The first novel of the end times series, Perilous Times.
Doctor Neal Kirkland works at an advanced hospital in the Dallas area. One day, he comes across a patient and his family, the Carson’s, who are Christians, which is rare in this novel’s universe since very few people go to church. After seeing their faith, and they talk to him about Christ, he accepts Christ as his Savior.
Meanwhile, a race war might be bubbling up in the United States and an altered form of the Ebola virus spreads across the globe, with the powers-that-be blaming Christians for all of it. Doctor Kirkland finds out the real story behind the Ebola virus and decides to do something about it. However, Christians are being hunted down and killed, will Kirkland be able to let the world know what’s really happening?
Targeted Age Group:: Anyone over 13
What Inspired You to Write Your Book?
This is my second end times series and I thought I could do an even better job than the first.

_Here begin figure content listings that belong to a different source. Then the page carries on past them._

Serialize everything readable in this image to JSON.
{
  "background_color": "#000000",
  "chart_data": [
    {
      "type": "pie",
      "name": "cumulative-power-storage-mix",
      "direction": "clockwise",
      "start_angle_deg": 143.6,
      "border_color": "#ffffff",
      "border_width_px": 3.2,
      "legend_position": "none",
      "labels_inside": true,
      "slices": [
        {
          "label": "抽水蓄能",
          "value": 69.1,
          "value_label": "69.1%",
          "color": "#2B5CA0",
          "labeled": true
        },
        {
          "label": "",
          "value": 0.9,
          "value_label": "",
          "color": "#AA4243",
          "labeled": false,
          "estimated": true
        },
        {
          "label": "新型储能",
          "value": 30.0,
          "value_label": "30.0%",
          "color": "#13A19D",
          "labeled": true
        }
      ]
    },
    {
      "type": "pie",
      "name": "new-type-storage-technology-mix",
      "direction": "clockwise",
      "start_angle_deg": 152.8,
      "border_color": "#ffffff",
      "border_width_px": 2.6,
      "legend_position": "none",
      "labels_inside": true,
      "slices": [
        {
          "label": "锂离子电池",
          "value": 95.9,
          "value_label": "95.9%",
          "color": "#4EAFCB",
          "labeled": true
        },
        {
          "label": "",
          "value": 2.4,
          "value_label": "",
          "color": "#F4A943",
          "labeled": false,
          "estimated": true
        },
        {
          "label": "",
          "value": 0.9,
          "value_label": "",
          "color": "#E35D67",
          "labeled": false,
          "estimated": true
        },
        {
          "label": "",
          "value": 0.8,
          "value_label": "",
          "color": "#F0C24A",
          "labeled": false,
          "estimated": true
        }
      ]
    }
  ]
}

What originally inspired me was that I might be able to do a better job than a watered down version of what Left Behind did.
How Did You Come up With Your Characters?
A little bit of it is inspired by what my dad went through when he had double bypass surgery and the resulting effects of that shortly after Obamacare went into effect. So the doctor in the story is stuck in a job he now hates because of government oversight of the health profession. The
Book Sample
“Okay, now the next items on our list are incoming patients. The first patient is a man named Will Carson, age seventy-five. According to the paperwork, he came down with a severe case of pneumonia after a double bypass and had to go on a ventilator because he was getting too weak to breathe on his own. The small-town hospital who had him previously thinks he doesn’t have much longer to live, so they sent him to our ICU. As with other cases like these, we’ll make him as comfortable as we can, but we’ll not go above and beyond. Are we in agreement, Doctor Kirkland?” asked Gina Dodd, the government overseer for this hospital.
Doctor Neal Kirkland spent another moment wishing he had retired when the federal government took over the healthcare system over a decade ago, but he liked the money he made and didn’t want to give it up. He continued to wonder if other government overseers at other hospitals were as cold and black-hearted as Dodd was towards dying patients. When she was lit a certain way, she sort of reminded him of the wicked witch in the old Disney cartoon Snow White. Kirkland thought that for a forty-five year old, she looked decades older than she was, and looked used up, probably from all the nicotine and alcohol she’d consumed over the years.
As for himself, although he was a little older than Dodd, many people assumed he was in his late twenties to mid-thirties, which was both an insult and compliment depending on his mood at the time. He figured that he didn’t look his age because it was either from his good genetics or because he was a teetotaler. Not that it mattered all that much to him. His job was now his life since his wife died a few years ago and his adult children were scattered across the country living their lives.